- Born: Woodrow Tyler Pirtle, Jr. 1944 Corsicana, Texas
- Died: January 7, 2025 (aged 80–81) Hudson, New York
- Occupation: Graphic designer

= Woody Pirtle =

American graphic designer (1944–2025)

Woody Pirtle (1944–2025) was an American artist, graphic designer, founder and head of Pirtle Design and a former partner at design firm Pentagram. He was commissioned by Amnesty International to design a series of posters focusing on 12 of the individual articles of the Universal Declaration of Human Rights.

==Biography==
Pirtle established Pirtle Design in Dallas, Texas in 1978. Between 1978 and 1988, the firm created identity programs and marketing materials for Baylor University Medical Center, Dallas Museum of Art, T.G.I. Friday's, Dallas Opera, Diamond Shamrock, National Gypsum, Centex (now PulteGroup), Hines Interests Limited Partnership, Simpson Paper Company and NCR Corporation.

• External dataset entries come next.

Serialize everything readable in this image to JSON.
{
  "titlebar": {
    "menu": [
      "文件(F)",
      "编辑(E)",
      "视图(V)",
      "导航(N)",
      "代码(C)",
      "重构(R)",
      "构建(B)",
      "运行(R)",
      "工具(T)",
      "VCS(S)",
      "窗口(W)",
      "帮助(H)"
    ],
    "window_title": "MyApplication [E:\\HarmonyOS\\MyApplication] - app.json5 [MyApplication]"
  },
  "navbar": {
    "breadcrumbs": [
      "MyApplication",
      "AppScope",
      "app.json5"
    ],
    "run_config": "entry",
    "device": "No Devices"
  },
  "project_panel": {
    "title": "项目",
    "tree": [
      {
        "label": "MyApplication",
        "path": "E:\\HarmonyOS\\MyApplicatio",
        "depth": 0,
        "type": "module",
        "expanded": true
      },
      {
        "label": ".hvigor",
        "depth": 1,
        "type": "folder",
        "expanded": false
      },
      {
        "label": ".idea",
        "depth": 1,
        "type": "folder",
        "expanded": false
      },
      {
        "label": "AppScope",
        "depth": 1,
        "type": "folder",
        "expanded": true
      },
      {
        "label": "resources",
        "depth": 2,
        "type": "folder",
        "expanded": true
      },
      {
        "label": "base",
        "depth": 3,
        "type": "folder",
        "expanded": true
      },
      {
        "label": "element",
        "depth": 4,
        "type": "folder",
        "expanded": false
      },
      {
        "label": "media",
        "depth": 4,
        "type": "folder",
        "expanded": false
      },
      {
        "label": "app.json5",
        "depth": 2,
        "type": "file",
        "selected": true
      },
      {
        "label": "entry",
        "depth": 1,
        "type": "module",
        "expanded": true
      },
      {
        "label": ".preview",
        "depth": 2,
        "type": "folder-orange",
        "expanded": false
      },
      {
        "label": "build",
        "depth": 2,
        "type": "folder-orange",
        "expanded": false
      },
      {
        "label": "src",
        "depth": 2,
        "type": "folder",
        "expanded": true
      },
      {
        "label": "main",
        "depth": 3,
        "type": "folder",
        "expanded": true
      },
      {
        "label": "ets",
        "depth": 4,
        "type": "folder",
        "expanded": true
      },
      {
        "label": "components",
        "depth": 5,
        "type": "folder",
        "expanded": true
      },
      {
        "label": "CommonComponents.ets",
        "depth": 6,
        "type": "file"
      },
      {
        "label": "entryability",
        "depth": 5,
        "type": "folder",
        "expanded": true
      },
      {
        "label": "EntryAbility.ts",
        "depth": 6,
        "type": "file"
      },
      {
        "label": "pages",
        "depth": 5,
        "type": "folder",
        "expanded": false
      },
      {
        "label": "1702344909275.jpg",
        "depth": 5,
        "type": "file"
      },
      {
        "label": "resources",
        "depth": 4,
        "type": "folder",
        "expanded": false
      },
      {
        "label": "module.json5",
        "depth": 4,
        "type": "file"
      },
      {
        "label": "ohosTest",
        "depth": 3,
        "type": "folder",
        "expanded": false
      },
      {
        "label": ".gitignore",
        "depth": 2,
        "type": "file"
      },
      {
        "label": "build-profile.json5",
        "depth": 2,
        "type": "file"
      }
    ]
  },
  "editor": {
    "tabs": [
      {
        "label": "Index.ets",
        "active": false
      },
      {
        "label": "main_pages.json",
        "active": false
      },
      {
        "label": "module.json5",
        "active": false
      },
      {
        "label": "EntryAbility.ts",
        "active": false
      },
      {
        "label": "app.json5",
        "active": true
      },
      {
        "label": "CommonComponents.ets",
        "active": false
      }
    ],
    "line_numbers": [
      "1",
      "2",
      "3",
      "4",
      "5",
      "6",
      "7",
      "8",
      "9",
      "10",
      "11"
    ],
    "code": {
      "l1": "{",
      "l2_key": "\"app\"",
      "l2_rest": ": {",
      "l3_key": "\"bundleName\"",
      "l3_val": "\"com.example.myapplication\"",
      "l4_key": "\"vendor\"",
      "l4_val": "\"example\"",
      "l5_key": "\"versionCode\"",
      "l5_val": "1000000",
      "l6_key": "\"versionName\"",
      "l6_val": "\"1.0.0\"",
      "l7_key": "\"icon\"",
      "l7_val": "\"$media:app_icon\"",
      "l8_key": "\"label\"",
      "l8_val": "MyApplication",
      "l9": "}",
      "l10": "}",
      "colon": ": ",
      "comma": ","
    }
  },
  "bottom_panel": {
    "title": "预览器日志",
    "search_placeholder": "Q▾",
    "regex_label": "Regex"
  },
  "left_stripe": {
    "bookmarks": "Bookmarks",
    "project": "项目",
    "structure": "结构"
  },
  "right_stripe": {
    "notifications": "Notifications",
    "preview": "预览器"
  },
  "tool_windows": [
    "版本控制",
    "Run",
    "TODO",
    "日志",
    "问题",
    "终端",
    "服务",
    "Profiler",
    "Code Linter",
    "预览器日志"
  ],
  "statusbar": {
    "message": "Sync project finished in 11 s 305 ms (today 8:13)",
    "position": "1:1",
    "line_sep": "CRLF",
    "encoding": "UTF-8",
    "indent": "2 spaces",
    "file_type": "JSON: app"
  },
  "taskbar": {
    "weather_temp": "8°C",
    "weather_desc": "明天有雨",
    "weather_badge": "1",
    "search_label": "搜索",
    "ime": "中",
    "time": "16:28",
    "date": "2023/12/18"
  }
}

In 1988, Woody Pirtle merged Pirtle Design with Pentagram, an international design consultancy founded in London in 1972, becoming a partner at their New York offices for the next 18 years while continuing to work with some of the firm's most prestigious clients. Between 1988 and 2005, Pirtle and the office of Pentagram produced work for Brown-Forman, Bacardi Global Brands, Flying Fish Brewing Company, Watch City Brewing Company, Murray’s Cheese, Really Cool Foods, IBM, Champion International Corporation, Fine Line Features, The Rockefeller Foundation, Nine West, Northern Telecom, Knoll International, Wellesley College, Princeton University, Brooklyn Law School, and Amnesty International. In 2005, Pirtle left Pentagram to re-establish Pirtle Design.

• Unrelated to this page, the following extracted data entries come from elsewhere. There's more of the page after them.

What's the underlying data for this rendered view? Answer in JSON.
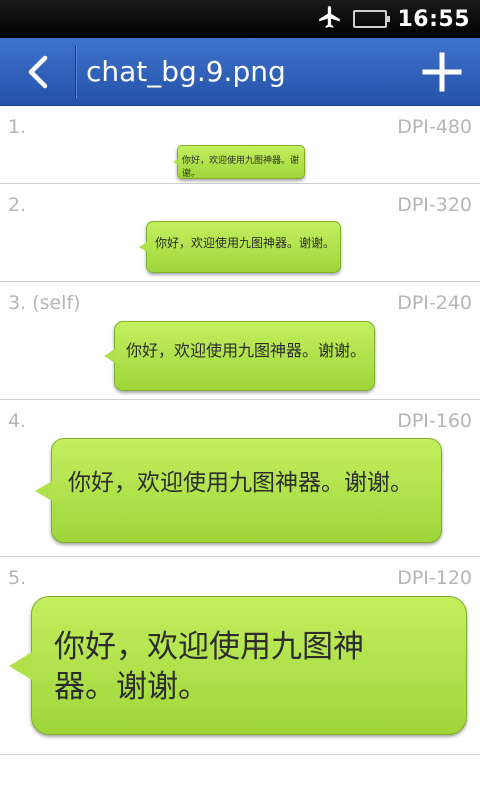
{
  "status_bar": {
    "time": "16:55",
    "icons": [
      "airplane-icon",
      "battery-icon"
    ]
  },
  "title_bar": {
    "title": "chat_bg.9.png",
    "back_icon": "chevron-left-icon",
    "add_icon": "plus-icon"
  },
  "rows": [
    {
      "index": "1.",
      "dpi": "DPI-480",
      "message": "你好，欢迎使用九图神器。谢谢。"
    },
    {
      "index": "2.",
      "dpi": "DPI-320",
      "message": "你好，欢迎使用九图神器。谢谢。"
    },
    {
      "index": "3. (self)",
      "dpi": "DPI-240",
      "message": "你好，欢迎使用九图神器。谢谢。"
    },
    {
      "index": "4.",
      "dpi": "DPI-160",
      "message": "你好，欢迎使用九图神器。谢谢。"
    },
    {
      "index": "5.",
      "dpi": "DPI-120",
      "message": "你好，欢迎使用九图神器。谢谢。"
    }
  ],
  "colors": {
    "title_bar": "#2f5fb8",
    "bubble": "#b2e24b",
    "muted_text": "#b5b5b5"
  }
}
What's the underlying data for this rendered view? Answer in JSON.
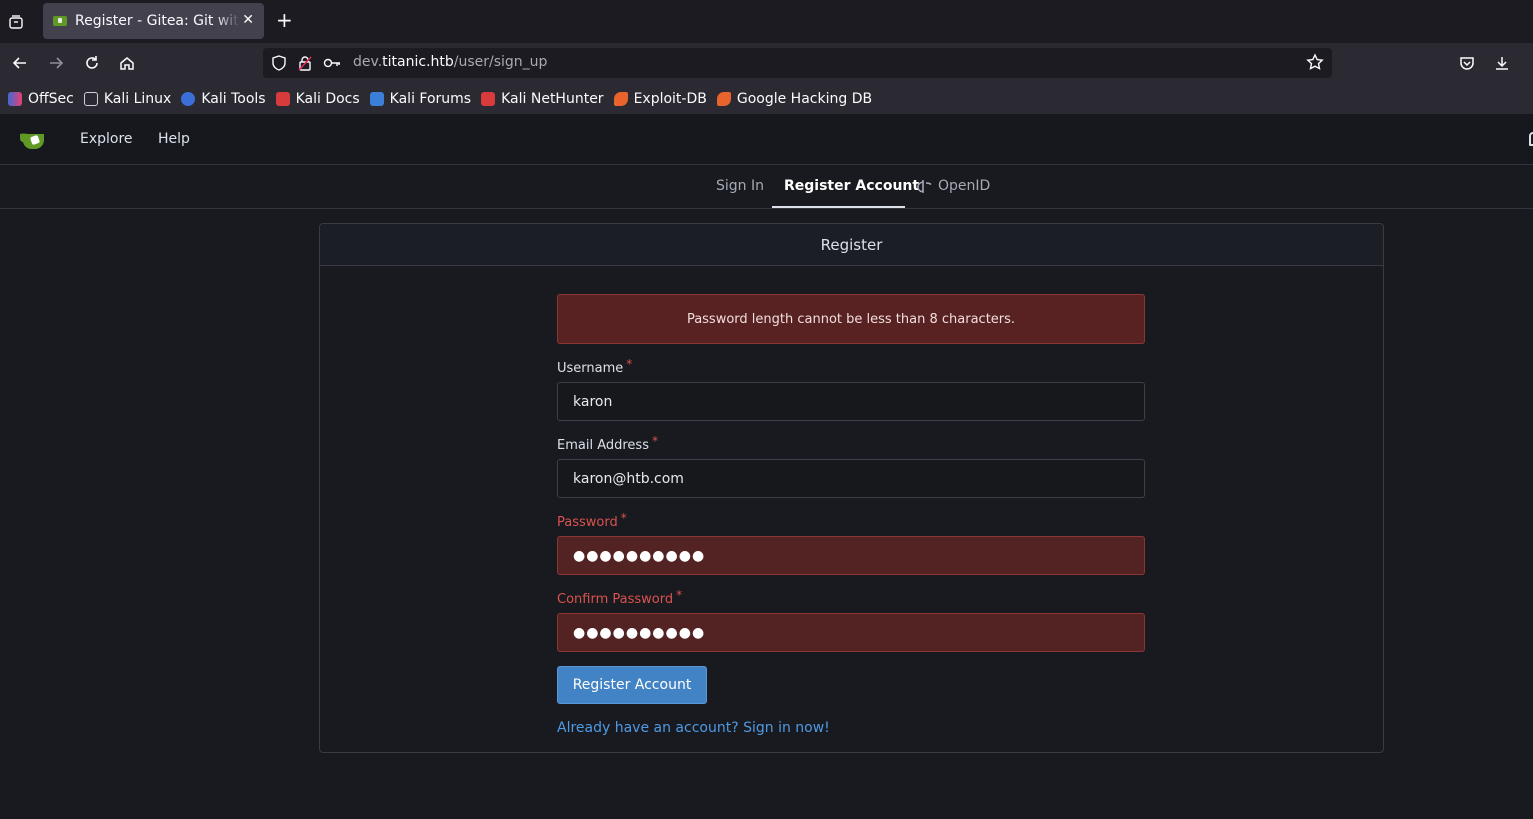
{
  "browser": {
    "tab_title": "Register - Gitea: Git with a cup of tea",
    "url_prefix": "dev.",
    "url_host": "titanic.htb",
    "url_path": "/user/sign_up",
    "bookmarks": [
      {
        "label": "OffSec",
        "color": "#3f6ad8"
      },
      {
        "label": "Kali Linux",
        "color": "#2b2a33"
      },
      {
        "label": "Kali Tools",
        "color": "#3b6ed6"
      },
      {
        "label": "Kali Docs",
        "color": "#d83b3b"
      },
      {
        "label": "Kali Forums",
        "color": "#3b7fd8"
      },
      {
        "label": "Kali NetHunter",
        "color": "#d83b3b"
      },
      {
        "label": "Exploit-DB",
        "color": "#e8642c"
      },
      {
        "label": "Google Hacking DB",
        "color": "#e8642c"
      }
    ]
  },
  "gitea": {
    "nav": {
      "explore": "Explore",
      "help": "Help"
    },
    "tabs": {
      "sign_in": "Sign In",
      "register": "Register Account",
      "openid": "OpenID"
    },
    "card_title": "Register",
    "error": "Password length cannot be less than 8 characters.",
    "fields": {
      "username_label": "Username",
      "username_value": "karon",
      "email_label": "Email Address",
      "email_value": "karon@htb.com",
      "password_label": "Password",
      "password_value": "●●●●●●●●●●",
      "confirm_label": "Confirm Password",
      "confirm_value": "●●●●●●●●●●",
      "required_mark": "*"
    },
    "submit": "Register Account",
    "signin_link": "Already have an account? Sign in now!"
  },
  "colors": {
    "accent": "#4183c4",
    "error_bg": "#582222",
    "brand": "#609926"
  }
}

According to Pirtle's website, "Woody’s work has been exhibited worldwide and is in the permanent collections of the Museum of Modern Art and Cooper-Hewitt Museum in New York City, the Victoria & Albert Museum in London, the Neue Sammlung Museum in Munich, and the Zurich Poster Museum. He taught at the School of Visual Arts, lectured extensively, was a member of the Alliance Graphique Internationale, and served on the board of HOW magazine, Sustainable Hudson Valley, and the American Institute of Graphic Arts ("AIGA").

In October 2003, he was awarded the prestigious AIGA Medal for his career contribution to the design profession. In 2015, Pirtle was awarded the Rome Prize in Design from the American Academy in Rome where he lived and worked until early March 2016.

Pirtle died in January 2025, at the age of 81.